Cuba y parviendra-t-il? Étouffée par l’embargo économique américain depuis des décennies, l’ile des Caraïbes a lancé ce 1er février en phase II le vaccin Abdala tandis que son candidat le plus avancé, le Soberana 2, devrait passer en phase III le 1er mars. Premier pays d’Amérique latine à avoir un candidat-vaccin en phase clinique, l’île en élabore même quatre actuellement: les Soberana 1 et 2 de l’Institut Finlay, ainsi que les Abdala et Mambisa du Centre d'ingénierie génétique et de biotechnologie (CIGB). L’un des pays les moins touchés par la pandémie dans la région avec 216 décès a misé dès les années 1980 sur les biotechnologies et consacre un quart de son budget à la santé. Espérant lancer sa campagne de vaccination au premier semestre, Cuba a pour objectif de produire 100 millions de doses de Soberana 2 dès cette année afin d’approvisionner d'autres pays comme l'Iran et le Venezuela. Les autorités estiment qu’elles auront vacciné gratuitement «toute la population cubaine», c’est-à-dire 11,4 millions de personnes, au cours de cette année 2021.
Quand la géopolitique et la stratégie sanitaire vont de concert
L’Institut Finlay a signé un accord le 8 janvier avec l'Institut Pasteur d'Iran pour tester en Iran l'efficacité de son Soberana 2 pendant la phase III sur 150.000 personnes. En effet, la population de Cuba ne «permet pas d’avoir un éventail aussi large», explique Maurice Lemoine, journaliste, spécialiste de l’Amérique latine et ancien rédacteur en chef du Monde diplomatique. Cet accord de coopération a d’ailleurs constitué l’un des «arguments déterminants» qui ont poussé l’Administration Trump à réinscrire le 11 janvier 2021 Cuba sur la liste noire des «États soutenant le terrorisme» (Obama l’en avait retirée en 2015), selon l’analyse de Michel Raimbaud, ancien ambassadeur de France.
«On sait que, en gros, 75% des vaccins sont entre les mains des dix pays les plus développés du monde. Le vaccin cubain s’inscrit dans la liste des vaccins qui viennent des autres pays, comme la Russie avec Spoutnik V.»
Face à ce qu’il qualifie de «bataille de chiffonniers» à propos des vaccins, l’Iran, le Venezuela, «mais aussi la Russie et la Chine» partagent le même combat en faveur des pays du Sud selon Maurice Lemoine:
«On est dans des logiques qui consistent à se défendre contre cette espèce d’impérialisme des grandes puissances que sont les États-Unis et l’Union européenne. […] On voit bien que, en ce moment, l’Union européenne fait tout pour garder les vaccins pour elle. Un certain nombre de petits pays ou de pays intermédiaires sont démunis face au virus. Les stratégies de pays comme Cuba, la Russie ou encore la Chine sont extrêmement importantes pour ceux qui n’ont pas les moyens de lutter à armes égales avec l’Union européenne et les États-Unis.»
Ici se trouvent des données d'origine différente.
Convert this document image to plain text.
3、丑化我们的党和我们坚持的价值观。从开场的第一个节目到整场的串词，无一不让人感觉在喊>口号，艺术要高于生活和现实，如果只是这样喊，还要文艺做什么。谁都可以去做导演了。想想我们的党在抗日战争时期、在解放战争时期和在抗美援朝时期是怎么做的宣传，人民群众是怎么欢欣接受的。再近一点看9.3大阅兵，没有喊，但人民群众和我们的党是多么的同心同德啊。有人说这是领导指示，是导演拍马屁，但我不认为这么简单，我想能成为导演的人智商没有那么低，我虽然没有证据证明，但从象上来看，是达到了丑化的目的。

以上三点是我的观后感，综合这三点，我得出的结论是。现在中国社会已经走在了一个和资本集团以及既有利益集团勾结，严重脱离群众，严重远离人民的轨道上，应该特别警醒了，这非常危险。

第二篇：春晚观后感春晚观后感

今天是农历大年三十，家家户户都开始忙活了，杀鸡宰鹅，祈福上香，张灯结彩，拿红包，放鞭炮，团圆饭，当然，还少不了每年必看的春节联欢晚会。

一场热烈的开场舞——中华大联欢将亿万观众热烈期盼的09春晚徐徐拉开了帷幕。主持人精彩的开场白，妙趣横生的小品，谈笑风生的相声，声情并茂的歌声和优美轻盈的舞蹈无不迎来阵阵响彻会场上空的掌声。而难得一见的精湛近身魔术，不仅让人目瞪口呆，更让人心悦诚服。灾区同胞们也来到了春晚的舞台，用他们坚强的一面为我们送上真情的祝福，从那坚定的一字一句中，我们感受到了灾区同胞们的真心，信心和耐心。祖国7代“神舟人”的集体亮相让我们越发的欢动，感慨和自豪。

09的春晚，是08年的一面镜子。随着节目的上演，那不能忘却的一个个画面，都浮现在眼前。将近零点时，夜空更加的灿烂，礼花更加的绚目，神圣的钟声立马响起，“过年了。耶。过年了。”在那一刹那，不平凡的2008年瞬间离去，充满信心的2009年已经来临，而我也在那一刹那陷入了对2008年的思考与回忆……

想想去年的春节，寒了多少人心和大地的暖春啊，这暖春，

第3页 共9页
«Leur objectif n’est pas de se faire du fric», poursuit-il, en rappelant l’idéologie de Fidel Castro, «qui revendiquait l’internationalisme».
L’exportation de services médicaux, première ressource de Cuba
L’exportation de services médicaux –médicaments, vaccins et médecins– est une stratégie menée de longue date par La Havane. Principale source de revenus du pays, elle a rapporté des recettes estimées à 6,3 milliards de dollars en 2018. Afin de lutter contre le coronavirus, les brigades médicales cubaines se sont rendues dans quarante pays, notamment en Italie et… en France: à la Martinique. «Cuba a une expertise de longue date dans les biotechnologies», rappelle le spécialiste de l’Amérique latine. Il évoque le développement de nombreux vaccins par l’Institut Finlay depuis sa création en 1991. «Notamment contre le tétanos.» Cuba a également découvert «le premier vaccin contre le méningocoque B».
«Cuba a exporté beaucoup de vaccins en Amérique latine, au Brésil, au Venezuela, en Argentine, au Pérou… Depuis très longtemps, Cuba immunise sa propre population avec ses propres vaccins.»